Rachel is the co-author of Leadership Education: The Phases of Learning and the audio series Core and Love of Learning: A Recipe for Success, and the author of the award-winning educational resource, This Week in History. She is an accomplished musician, writer, literary editor, public speaker, consultant and momschool organizer.


  1. Kim Whiteside July 19, 2013 at 8:17 pm - Reply

    What are some periodicals and newspaper or websites that you would suggest then? Our newspaper is very liberal, and hardly worth reading anyway. I’d like to have options to share with my kids, especially my eldest (11.5), but I don’t know where to start. Thanks!

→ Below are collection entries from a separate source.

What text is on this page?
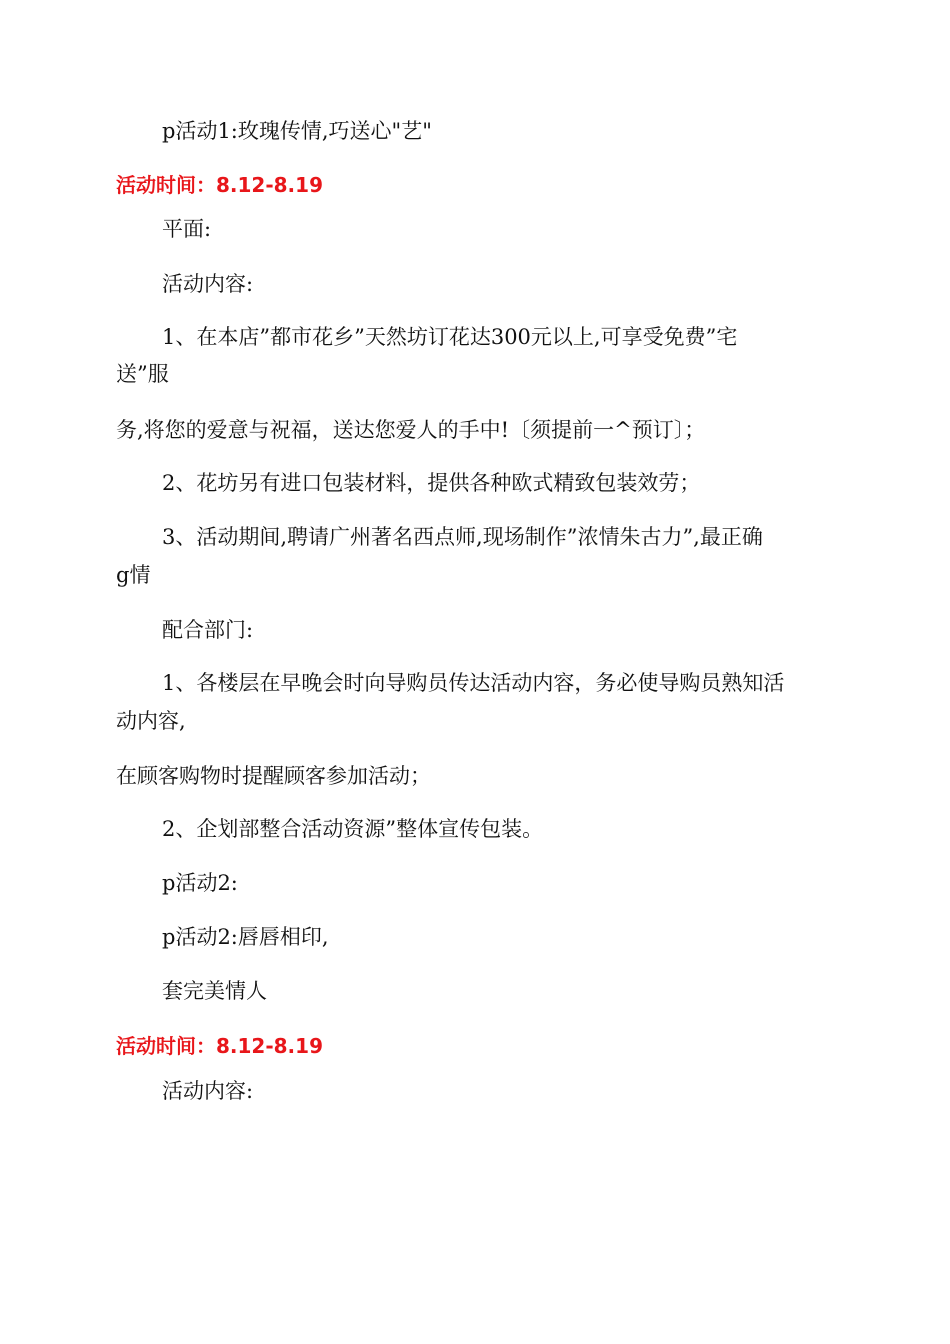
p活动1:玫瑰传情,巧送心"艺"
活动时间：8.12-8.19
平面:
活动内容:
1、在本店”都市花乡”天然坊订花达300元以上,可享受免费”宅
送”服
务,将您的爱意与祝福，送达您爱人的手中!〔须提前一^预订〕；
2、花坊另有进口包装材料，提供各种欧式精致包装效劳；
3、活动期间,聘请广州著名西点师,现场制作”浓情朱古力”,最正确
g情
配合部门:
1、各楼层在早晚会时向导购员传达活动内容，务必使导购员熟知活
动内容,
在顾客购物时提醒顾客参加活动；
2、企划部整合活动资源”整体宣传包装。
p活动2:
p活动2:唇唇相印,
套完美情人
活动时间：8.12-8.19
活动内容:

    • Oliver DeMille July 22, 2013 at 1:59 pm - Reply

      Hmmm, yeah, that’s a little tough, because the best ones are not really “beginner-friendly”, and the beginner-friendly ones are often not very valuable. Some periodicals and newspapers that I like include: Foreign Affairs, Foreign Policy and The Harvard Journal of Law and Public Policy. But I wouldn’t start with those. I’d start with a good study of The Five Thousand Year Leap, The Law by Bastiat, and The Mainspring of Human Progress by Weaver. After you’ve finished these, the periodicals will seem more accessible and relevant. In the meantime, in addition to the TJEd Weekly Mentor, I would suggest subscribing to the CSL Social Leader Weekly (free), which is basically an online periodical. Here is a recent article that actually addresses your question fairly well >>

  2. Gina August 17, 2013 at 12:18 pm - Reply

    My problem is that it frustrates and literally sickens me to read about politics and the state of our nation today let alone keep up with it well enough to help my children keep up with it! We can easily learn about our founding fathers and what government was meant to be, but does anyone else have a hard time teaching current events?

    Also, do you have any feedback or opinions on the Uncle Eric books by Richard Maybury?